The recent news about Sidekick users losing all of their data serves as a sharp reminder of the value of backups. Lots of people are wondering whose fault it wasT-Mobile or Microsoftsabotage or cloud computing in general. And there are now indications, that T-Mobile and Microsoft may be able to recover some of the data after all. I hope playing the blame game doesn't make people ignore the reminder.

It could be worse: In China, after the loss of a personal file (Dang'an), and the records of achievements it includes, it's as if those accomplishments never happened. Imagine losing not just the phone numbers of all your college friends, but your college degree and your high school diploma too.

So, now that you're paying attention, some advice you've probably heard before:
  • For data on your PC, back it up offsite, either using an online backup service or by burning CDs or DVDs and storing them somewhere else.
  • For data in the cloud, back it up on your PC or burn CDs or DVDs. Some companies, like Google, make it easy to get your data out. If the service you use doesn't make it easy, then let them know how important it is.

Friday, October 09, 2009

Eat your own dogfood

In the tech industry, when we say people eat their own dog food, it means they use their own products.
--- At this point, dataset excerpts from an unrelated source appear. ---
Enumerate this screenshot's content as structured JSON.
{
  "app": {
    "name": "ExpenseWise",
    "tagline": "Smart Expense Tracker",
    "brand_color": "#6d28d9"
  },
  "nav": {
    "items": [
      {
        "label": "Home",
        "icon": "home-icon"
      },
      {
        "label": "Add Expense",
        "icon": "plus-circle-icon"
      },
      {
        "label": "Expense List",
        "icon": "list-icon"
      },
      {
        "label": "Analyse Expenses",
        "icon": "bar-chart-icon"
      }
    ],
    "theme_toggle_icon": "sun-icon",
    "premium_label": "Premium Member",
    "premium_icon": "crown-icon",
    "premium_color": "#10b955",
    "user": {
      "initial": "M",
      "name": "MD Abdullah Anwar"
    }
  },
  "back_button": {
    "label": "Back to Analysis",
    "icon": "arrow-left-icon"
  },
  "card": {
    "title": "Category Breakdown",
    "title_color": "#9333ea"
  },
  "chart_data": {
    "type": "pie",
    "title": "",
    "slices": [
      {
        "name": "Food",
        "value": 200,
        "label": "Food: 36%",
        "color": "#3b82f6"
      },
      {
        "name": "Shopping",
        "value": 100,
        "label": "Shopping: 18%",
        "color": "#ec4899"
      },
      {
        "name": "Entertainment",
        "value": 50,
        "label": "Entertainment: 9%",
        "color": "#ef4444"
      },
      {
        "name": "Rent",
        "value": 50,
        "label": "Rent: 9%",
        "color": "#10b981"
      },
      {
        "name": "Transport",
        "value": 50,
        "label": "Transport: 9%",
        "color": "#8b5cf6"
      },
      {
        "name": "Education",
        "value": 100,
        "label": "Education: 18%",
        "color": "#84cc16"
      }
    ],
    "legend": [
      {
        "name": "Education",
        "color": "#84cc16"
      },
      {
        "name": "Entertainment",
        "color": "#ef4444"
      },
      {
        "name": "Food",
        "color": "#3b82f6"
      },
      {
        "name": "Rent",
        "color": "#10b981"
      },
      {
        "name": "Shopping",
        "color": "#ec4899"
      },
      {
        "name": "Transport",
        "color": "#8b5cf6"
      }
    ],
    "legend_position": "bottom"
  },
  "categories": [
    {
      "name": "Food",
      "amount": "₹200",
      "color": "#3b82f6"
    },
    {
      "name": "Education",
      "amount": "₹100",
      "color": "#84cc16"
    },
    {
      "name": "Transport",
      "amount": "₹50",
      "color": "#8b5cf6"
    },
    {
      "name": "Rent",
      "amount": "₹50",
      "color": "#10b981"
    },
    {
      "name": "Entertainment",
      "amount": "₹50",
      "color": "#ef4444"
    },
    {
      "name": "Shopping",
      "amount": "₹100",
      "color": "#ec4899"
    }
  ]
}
It's funny that we have a special name for it because it seems pretty obvious: software developers should use their own software, cooks should eat the food they make, and auto companies should drive their own cars. It just makes sense.

I recently rented a Chevy Malibu, and discovered it has a stunningly bad design flaw. Take a look at the picture here and see if you can spot it.
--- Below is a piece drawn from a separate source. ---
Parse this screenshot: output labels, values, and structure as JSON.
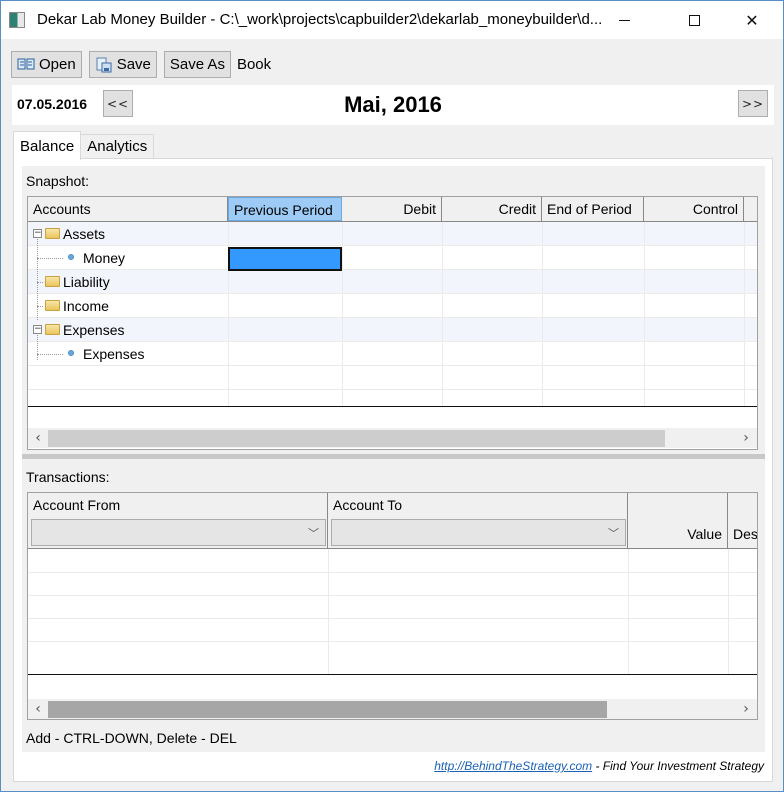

The armrests for the front seats are split in two pieces: one part on the door and one part on the B-pillar (the post behind the front doors). The part on the B-pillar has a corner that jabbed me every time I got into the car.

The interesting thing about this photo from the Chevrolet web site is that the flaw is plainly visible. My guess is that the photographer pushed the seat all the way back to make the car look as roomy as possible. And apparently none of Chevy's test drivers did that. Or if they did, they didn't mind getting jabbed. And that's too bad, because other than this fundamental flaw, the Malibu seemed like a nice car.

Sunday, October 04, 2009

Missing links

You might have noticed a new trend for some web sites: missing links. Here's an example from the article ‘Real Buzz’ welcomes Buzz Lightyear back as posted on MSNBC.
Seriously, though, Fincke said, Buzz Lightyear's flight represented an important education tool. On Friday, NASA launched a contest for children to design a mission patch for Buzz Lightyear; the winner will get a Kennedy Space Center tour and a trip to — where else? — Walt Disney World.
 Did you notice the prominent link to the Kennedy Space Center tour? Gotcha. That's an ad. One of those annoying ads that pops up a floating window when you move the mouse over it and is hard to dismiss. What about the link you were looking for, to the NASA page on the contest? You won't find that here.

This breaks the web in two ways. The first is that if ads are disguised as links, then people will start avoiding the links. Tricking people into seeing your ads might also make people avoid your web site.

The second problem is that the web works because of links. Search engines use the link structure to "crawl" the web and find pages. Without links, the web is a bunch of disconnected dead ends. No links = no structure. No structure = no search. No search = no web

I should point out that you shouldn't blame Marcia Dunn, the author of the article or the Associated Press. The link you're looking for <> was in the original article. MSNBC just chose to leave it out. And while this example is picking on MSNBC, the truth is that lots of other sites are breaking the web too.

P.S. Can't wait to see what kids come up with for Buzz Lightyear's mission patch.